Talking to BSS, the former national kabaddi player informed that fifty talented girls have been selected from the Festival of Youth 2025 and they need long-term training to make them prepare to take the country’s kabaddi forward.

“Long-term training is essential for our players to take the kababddi ahead. You know our kabaddi team has limited players. If the selected players from the Festival of Youth are given long-term training, a good national team can be formed in the future,” said the coach who was a part of the Bangladesh women’s kabaddi team that won the bronze medal at the 2010 Asian Games.

She said it was notable step taken by the interim government to introduce Festival of Youth for the first time in the country and she hoped that if the Festival of Youth continues, talented athletes would come out in future.
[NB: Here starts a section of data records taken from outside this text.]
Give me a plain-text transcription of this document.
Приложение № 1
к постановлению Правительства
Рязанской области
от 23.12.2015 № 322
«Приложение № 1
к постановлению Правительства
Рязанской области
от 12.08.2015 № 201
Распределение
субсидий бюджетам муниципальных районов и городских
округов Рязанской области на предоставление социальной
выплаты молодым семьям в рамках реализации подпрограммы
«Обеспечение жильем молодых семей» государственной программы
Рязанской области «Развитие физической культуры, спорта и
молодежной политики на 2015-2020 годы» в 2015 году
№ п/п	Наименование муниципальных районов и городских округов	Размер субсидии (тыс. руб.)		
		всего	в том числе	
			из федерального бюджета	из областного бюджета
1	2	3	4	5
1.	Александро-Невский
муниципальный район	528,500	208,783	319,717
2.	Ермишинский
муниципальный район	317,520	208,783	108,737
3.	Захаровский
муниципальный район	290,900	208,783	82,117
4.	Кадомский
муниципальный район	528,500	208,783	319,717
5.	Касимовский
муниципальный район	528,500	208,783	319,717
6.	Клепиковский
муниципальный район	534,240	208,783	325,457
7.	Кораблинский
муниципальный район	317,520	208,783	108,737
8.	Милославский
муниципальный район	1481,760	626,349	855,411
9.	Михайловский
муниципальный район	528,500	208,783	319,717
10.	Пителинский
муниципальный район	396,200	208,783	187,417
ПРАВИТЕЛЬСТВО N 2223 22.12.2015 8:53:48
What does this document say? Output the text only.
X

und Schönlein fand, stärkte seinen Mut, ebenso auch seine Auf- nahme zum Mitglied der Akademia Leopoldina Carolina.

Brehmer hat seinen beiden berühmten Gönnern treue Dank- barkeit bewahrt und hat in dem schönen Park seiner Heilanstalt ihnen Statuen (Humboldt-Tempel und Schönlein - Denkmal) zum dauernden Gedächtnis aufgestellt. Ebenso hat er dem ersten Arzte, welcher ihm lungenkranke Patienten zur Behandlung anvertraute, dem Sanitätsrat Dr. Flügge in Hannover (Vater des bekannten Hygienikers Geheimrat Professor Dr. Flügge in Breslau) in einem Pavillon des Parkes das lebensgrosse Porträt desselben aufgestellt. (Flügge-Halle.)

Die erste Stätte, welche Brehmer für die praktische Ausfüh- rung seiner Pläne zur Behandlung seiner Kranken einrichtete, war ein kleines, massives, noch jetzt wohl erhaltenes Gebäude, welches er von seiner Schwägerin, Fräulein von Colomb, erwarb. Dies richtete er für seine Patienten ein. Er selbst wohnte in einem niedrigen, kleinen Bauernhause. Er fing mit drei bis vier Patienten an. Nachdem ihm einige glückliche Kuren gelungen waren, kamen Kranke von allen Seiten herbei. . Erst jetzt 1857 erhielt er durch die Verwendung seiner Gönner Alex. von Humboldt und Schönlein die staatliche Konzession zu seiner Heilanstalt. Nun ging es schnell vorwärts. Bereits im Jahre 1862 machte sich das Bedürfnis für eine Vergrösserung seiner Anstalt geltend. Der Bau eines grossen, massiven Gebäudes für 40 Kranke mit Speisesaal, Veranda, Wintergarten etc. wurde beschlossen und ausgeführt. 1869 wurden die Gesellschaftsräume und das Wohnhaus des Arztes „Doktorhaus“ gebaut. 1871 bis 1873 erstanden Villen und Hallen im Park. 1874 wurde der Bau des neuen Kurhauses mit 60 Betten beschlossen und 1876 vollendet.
The kabaddi coach said the women’s kabaddi team don’t’ get proper training facility and cannot make proper physical activities. As the federation has also limited budget, so the girls don’t get good quality of training and deprived of playing practice matches abroad.

Usually, a team plays practice matches with foreign team before taking part any international tournament abroad but our players don’t get such scope to assess their capability before any big tournament.

Maleka said Bangladesh women’s kabaddi brought many laurels for the country in the past, so to ensure adequate facility in kabaddi the former national player thinks that the government can play an important role to keep this consistency.

The government, for the first time, introduced Festival of Youth 2025 this year. According to the Youth and Sports ministry, at least 2.74 million women and young girls took part in 2,931 sports events and cultural activities across the country.

Of the total, at least 855 were football matches and these games were held in some of the remotest parts of the country. For the first time in the history of Bangladesh so many women have taken part in such a huge number of sports events.